А что? — дед уже осматривал место посадки тарелки.
Это что, оружие?
Ога, — хмыкнул дед. — Массового поражения мозгов!
Сержант не понимал. Платон вдруг внимательно на него посмотрел.
Сотовый. Айфон. Википедия. Лада Калина. Аватар.
-Чего?
Когда ты в тарелку лез, убогий, какой год был?
96-ой... — солдат напрягся. — Нас окружили тогда, я думал, в бтр лезу, потом только дошло... а ты когда влез?
Дед погладил бороду.
— Я-то в 2017-ом...
Слишком сильно я ударил тапком по асфальту, от китайского ширпотреба оторвалось полподошвы
всё, нет у меня больше тапок.
Чё ты гонишь? — говорю ему. — Я в 13-ом её ломал, насколько помню.
Вот такой вот резонанс... — сумничал дед. — Система не меняется — меняются детали...
Вот вы два наркомана, — сплюнул солдат.
— Откуда вы только взялись на мою голову?
Всё, нашёл, — дед показывает на крышу двухэтажки. — Видишь, антенна наверху? Там он, зуб даю...
Я смотрю на здание. Даже если влезть на окно второго этажа, до карниза крыши не дотянуться.
Блять, и чё к нам какого-нито ямакаси не занесло. Дед хмыкнул, солдат вспотел.
Слышь? А вы точно русские?
Видишь люк на крышу?
Нет...
А он есть... — дед разглядывал потолок, словно картину в музее. Мы стояли на втором этаже, задрав головы. С улицы подняться на крышу было невозможно.
Э, эт-то чё? — сержант пятился назад, не отрывая глаз от потолка, на котором из ничего образовывался люк, доска за доской, появились петли, тут же заржавели. Возник массивный замок.
Кто это сделал?
— спрашиваю. Дед вытирал шапкой пот со лба. Скалился.
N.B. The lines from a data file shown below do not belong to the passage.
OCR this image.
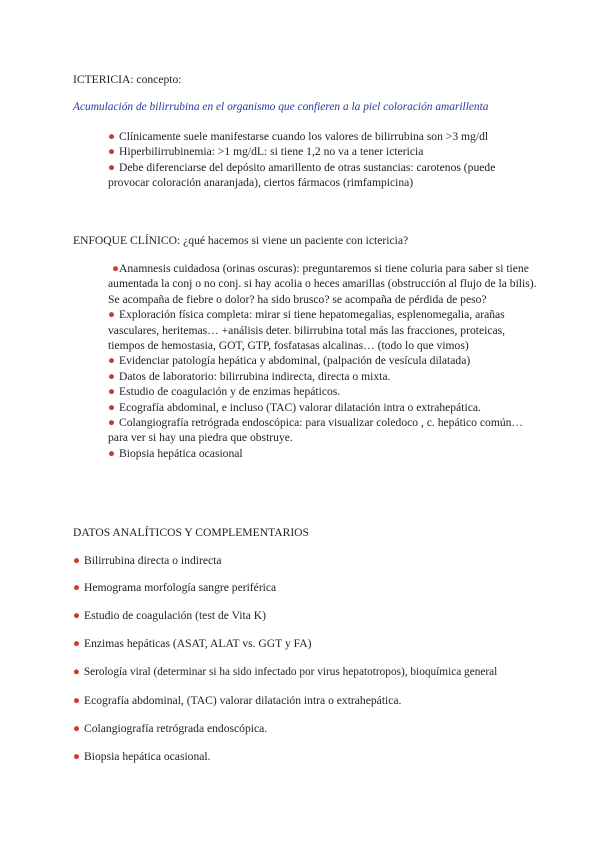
ICTERICIA: concepto:
Acumulación de bilirrubina en el organismo que confieren a la piel coloración amarillenta

● Clínicamente suele manifestarse cuando los valores de bilirrubina son >3 mg/dl

● Hiperbilirrubinemia: >1 mg/dL: si tiene 1,2 no va a tener ictericia

● Debe diferenciarse del depósito amarillento de otras sustancias: carotenos (puede provocar coloración anaranjada), ciertos fármacos (rimfampicina)

ENFOQUE CLÍNICO: ¿qué hacemos si viene un paciente con ictericia?

●Anamnesis cuidadosa (orinas oscuras): preguntaremos si tiene coluria para saber si tiene aumentada la conj o no conj. si hay acolia o heces amarillas (obstrucción al flujo de la bilis). Se acompaña de fiebre o dolor? ha sido brusco? se acompaña de pérdida de peso?

● Exploración física completa: mirar si tiene hepatomegalias, esplenomegalia, arañas vasculares, heritemas… +análisis deter. bilirrubina total más las fracciones, proteicas, tiempos de hemostasia, GOT, GTP, fosfatasas alcalinas… (todo lo que vimos)

● Evidenciar patología hepática y abdominal, (palpación de vesícula dilatada)

● Datos de laboratorio: bilirrubina indirecta, directa o mixta.

● Estudio de coagulación y de enzimas hepáticos.

● Ecografía abdominal, e incluso (TAC) valorar dilatación intra o extrahepática.

● Colangiografía retrógrada endoscópica: para visualizar coledoco , c. hepático común… para ver si hay una piedra que obstruye.

● Biopsia hepática ocasional

DATOS ANALÍTICOS Y COMPLEMENTARIOS

● Bilirrubina directa o indirecta

● Hemograma morfología sangre periférica

● Estudio de coagulación (test de Vita K)

● Enzimas hepáticas (ASAT, ALAT vs. GGT y FA)

● Serología viral (determinar si ha sido infectado por virus hepatotropos), bioquímica general

● Ecografía abdominal, (TAC) valorar dilatación intra o extrahepática.

● Colangiografía retrógrada endoscópica.

● Biopsia hepática ocasional.
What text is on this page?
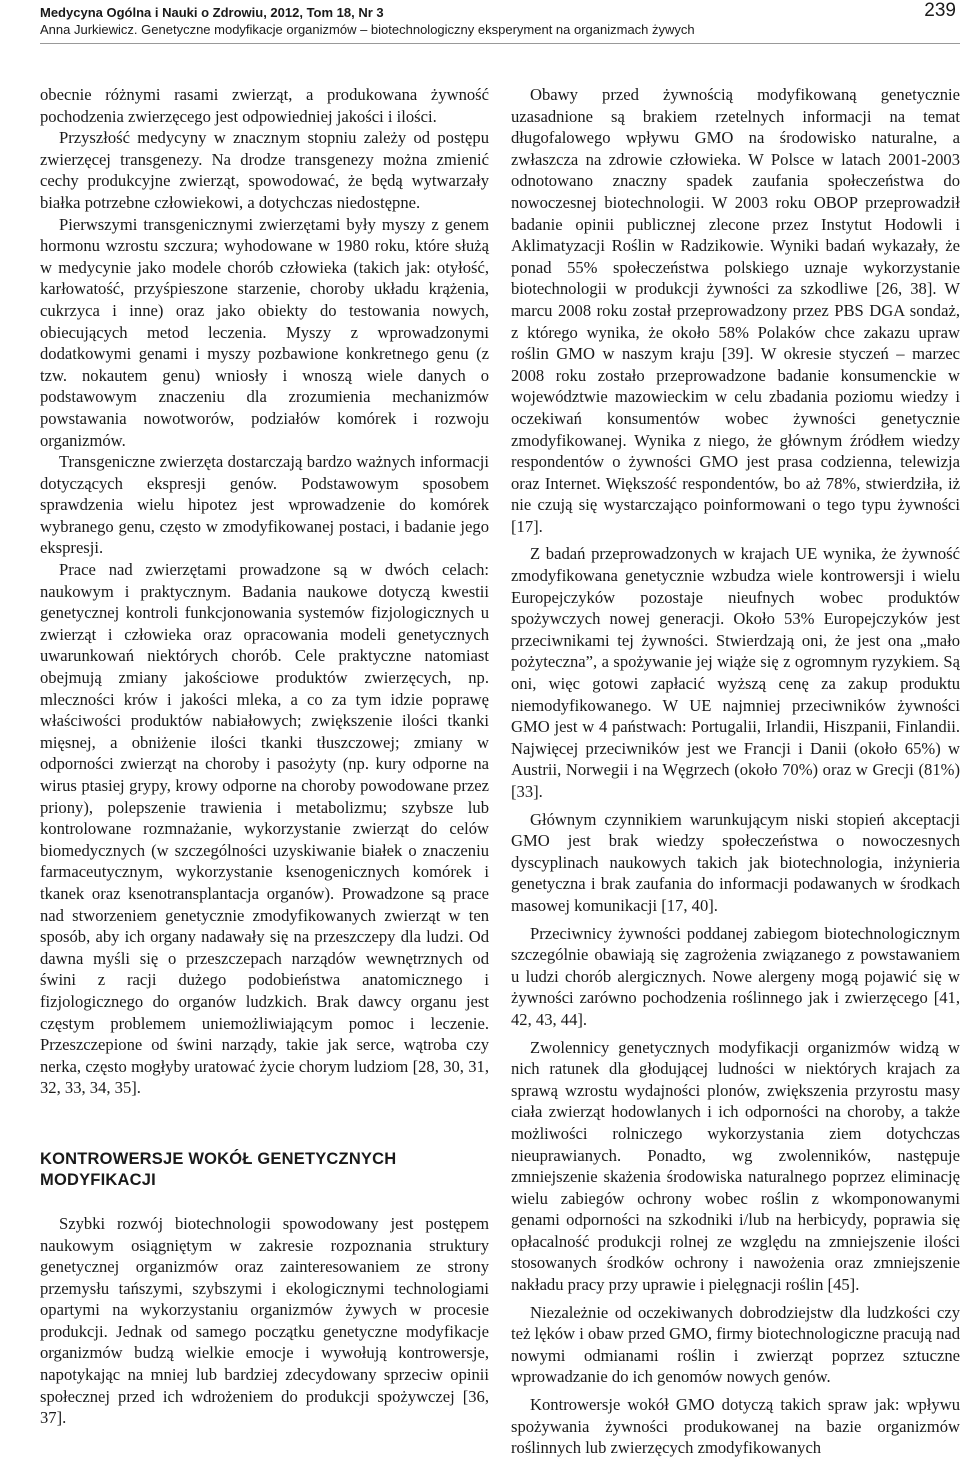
Medycyna Ogólna i Nauki o Zdrowiu, 2012, Tom 18, Nr 3
Anna Jurkiewicz. Genetyczne modyfikacje organizmów – biotechnologiczny eksperyment na organizmach żywych
239

obecnie różnymi rasami zwierząt, a produkowana żywność pochodzenia zwierzęcego jest odpowiedniej jakości i ilości.

Przyszłość medycyny w znacznym stopniu zależy od postępu zwierzęcej transgenezy. Na drodze transgenezy można zmienić cechy produkcyjne zwierząt, spowodować, że będą wytwarzały białka potrzebne człowiekowi, a dotychczas niedostępne.

Pierwszymi transgenicznymi zwierzętami były myszy z genem hormonu wzrostu szczura; wyhodowane w 1980 roku, które służą w medycynie jako modele chorób człowieka (takich jak: otyłość, karłowatość, przyśpieszone starzenie, choroby układu krążenia, cukrzyca i inne) oraz jako obiekty do testowania nowych, obiecujących metod leczenia. Myszy z wprowadzonymi dodatkowymi genami i myszy pozbawione konkretnego genu (z tzw. nokautem genu) wniosły i wnoszą wiele danych o podstawowym znaczeniu dla zrozumienia mechanizmów powstawania nowotworów, podziałów komórek i rozwoju organizmów.

Transgeniczne zwierzęta dostarczają bardzo ważnych informacji dotyczących ekspresji genów. Podstawowym sposobem sprawdzenia wielu hipotez jest wprowadzenie do komórek wybranego genu, często w zmodyfikowanej postaci, i badanie jego ekspresji.

Prace nad zwierzętami prowadzone są w dwóch celach: naukowym i praktycznym. Badania naukowe dotyczą kwestii genetycznej kontroli funkcjonowania systemów fizjologicznych u zwierząt i człowieka oraz opracowania modeli genetycznych uwarunkowań niektórych chorób. Cele praktyczne natomiast obejmują zmiany jakościowe produktów zwierzęcych, np. mleczności krów i jakości mleka, a co za tym idzie poprawę właściwości produktów nabiałowych; zwiększenie ilości tkanki mięsnej, a obniżenie ilości tkanki tłuszczowej; zmiany w odporności zwierząt na choroby i pasożyty (np. kury odporne na wirus ptasiej grypy, krowy odporne na choroby powodowane przez priony), polepszenie trawienia i metabolizmu; szybsze lub kontrolowane rozmnażanie, wykorzystanie zwierząt do celów biomedycznych (w szczególności uzyskiwanie białek o znaczeniu farmaceutycznym, wykorzystanie ksenogenicznych komórek i tkanek oraz ksenotransplantacja organów). Prowadzone są prace nad stworzeniem genetycznie zmodyfikowanych zwierząt w ten sposób, aby ich organy nadawały się na przeszczepy dla ludzi. Od dawna myśli się o przeszczepach narządów wewnętrznych od świni z racji dużego podobieństwa anatomicznego i fizjologicznego do organów ludzkich. Brak dawcy organu jest częstym problemem uniemożliwiającym pomoc i leczenie. Przeszczepione od świni narządy, takie jak serce, wątroba czy nerka, często mogłyby uratować życie chorym ludziom [28, 30, 31, 32, 33, 34, 35].

KONTROWERSJE WOKÓŁ GENETYCZNYCH MODYFIKACJI

Szybki rozwój biotechnologii spowodowany jest postępem naukowym osiągniętym w zakresie rozpoznania struktury genetycznej organizmów oraz zainteresowaniem ze strony przemysłu tańszymi, szybszymi i ekologicznymi technologiami opartymi na wykorzystaniu organizmów żywych w procesie produkcji. Jednak od samego początku genetyczne modyfikacje organizmów budzą wielkie emocje i wywołują kontrowersje, napotykając na mniej lub bardziej zdecydowany sprzeciw opinii społecznej przed ich wdrożeniem do produkcji spożywczej [36, 37].

Obawy przed żywnością modyfikowaną genetycznie uzasadnione są brakiem rzetelnych informacji na temat długofalowego wpływu GMO na środowisko naturalne, a zwłaszcza na zdrowie człowieka. W Polsce w latach 2001-2003 odnotowano znaczny spadek zaufania społeczeństwa do nowoczesnej biotechnologii. W 2003 roku OBOP przeprowadził badanie opinii publicznej zlecone przez Instytut Hodowli i Aklimatyzacji Roślin w Radzikowie. Wyniki badań wykazały, że ponad 55% społeczeństwa polskiego uznaje wykorzystanie biotechnologii w produkcji żywności za szkodliwe [26, 38]. W marcu 2008 roku został przeprowadzony przez PBS DGA sondaż, z którego wynika, że około 58% Polaków chce zakazu upraw roślin GMO w naszym kraju [39]. W okresie styczeń – marzec 2008 roku zostało przeprowadzone badanie konsumenckie w województwie mazowieckim w celu zbadania poziomu wiedzy i oczekiwań konsumentów wobec żywności genetycznie zmodyfikowanej. Wynika z niego, że głównym źródłem wiedzy respondentów o żywności GMO jest prasa codzienna, telewizja oraz Internet. Większość respondentów, bo aż 78%, stwierdziła, iż nie czują się wystarczająco poinformowani o tego typu żywności [17].

Z badań przeprowadzonych w krajach UE wynika, że żywność zmodyfikowana genetycznie wzbudza wiele kontrowersji i wielu Europejczyków pozostaje nieufnych wobec produktów spożywczych nowej generacji. Około 53% Europejczyków jest przeciwnikami tej żywności. Stwierdzają oni, że jest ona „mało pożyteczna”, a spożywanie jej wiąże się z ogromnym ryzykiem. Są oni, więc gotowi zapłacić wyższą cenę za zakup produktu niemodyfikowanego. W UE najmniej przeciwników żywności GMO jest w 4 państwach: Portugalii, Irlandii, Hiszpanii, Finlandii. Najwięcej przeciwników jest we Francji i Danii (około 65%) w Austrii, Norwegii i na Węgrzech (około 70%) oraz w Grecji (81%) [33].

Głównym czynnikiem warunkującym niski stopień akceptacji GMO jest brak wiedzy społeczeństwa o nowoczesnych dyscyplinach naukowych takich jak biotechnologia, inżynieria genetyczna i brak zaufania do informacji podawanych w środkach masowej komunikacji [17, 40].

Przeciwnicy żywności poddanej zabiegom biotechnologicznym szczególnie obawiają się zagrożenia związanego z powstawaniem u ludzi chorób alergicznych. Nowe alergeny mogą pojawić się w żywności zarówno pochodzenia roślinnego jak i zwierzęcego [41, 42, 43, 44].

Zwolennicy genetycznych modyfikacji organizmów widzą w nich ratunek dla głodującej ludności w niektórych krajach za sprawą wzrostu wydajności plonów, zwiększenia przyrostu masy ciała zwierząt hodowlanych i ich odporności na choroby, a także możliwości rolniczego wykorzystania ziem dotychczas nieuprawianych. Ponadto, wg zwolenników, następuje zmniejszenie skażenia środowiska naturalnego poprzez eliminację wielu zabiegów ochrony wobec roślin z wkomponowanymi genami odporności na szkodniki i/lub na herbicydy, poprawia się opłacalność produkcji rolnej ze względu na zmniejszenie ilości stosowanych środków ochrony i nawożenia oraz zmniejszenie nakładu pracy przy uprawie i pielęgnacji roślin [45].

Niezależnie od oczekiwanych dobrodziejstw dla ludzkości czy też lęków i obaw przed GMO, firmy biotechnologiczne pracują nad nowymi odmianami roślin i zwierząt poprzez sztuczne wprowadzanie do ich genomów nowych genów.

Kontrowersje wokół GMO dotyczą takich spraw jak: wpływu spożywania żywności produkowanej na bazie organizmów roślinnych lub zwierzęcych zmodyfikowanych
Прикинь, стою я, думаю, подробно так, хорошо бы нам люк такой деревянный, — деда аж распирало. — Смотрю, образовывается, прямо в том месте образовывается...
Я пнул его в ботинок.
А замок-то нахера додумал, чем мы его откроем?
Монтажка тебе зачем?
— дед загорелся. — Ща стремянку надумаю...
В это время перед сержантом образовывался гранатомёт, но вдруг шлёпнулся на пол, недоделанный.
Хуясе…, — протянул он.
Я пытался надумать кеды, но вместо них у меня из воздуха сыпалась только какая-то труха...
Вот так получилось, что материализовывать мысли мог только дед. У меня так вообще, кроме трухи, ничего не образовывалось, а у сержанта до конца намыслить не получалось. Дед мыслил последнюю ступень, со лба шёл пар, но он не сдавался, закусив нижнюю губу, продолжал усердно думать. Поток трухи кончился, я не смог надумать ни обуви, ни сигарет.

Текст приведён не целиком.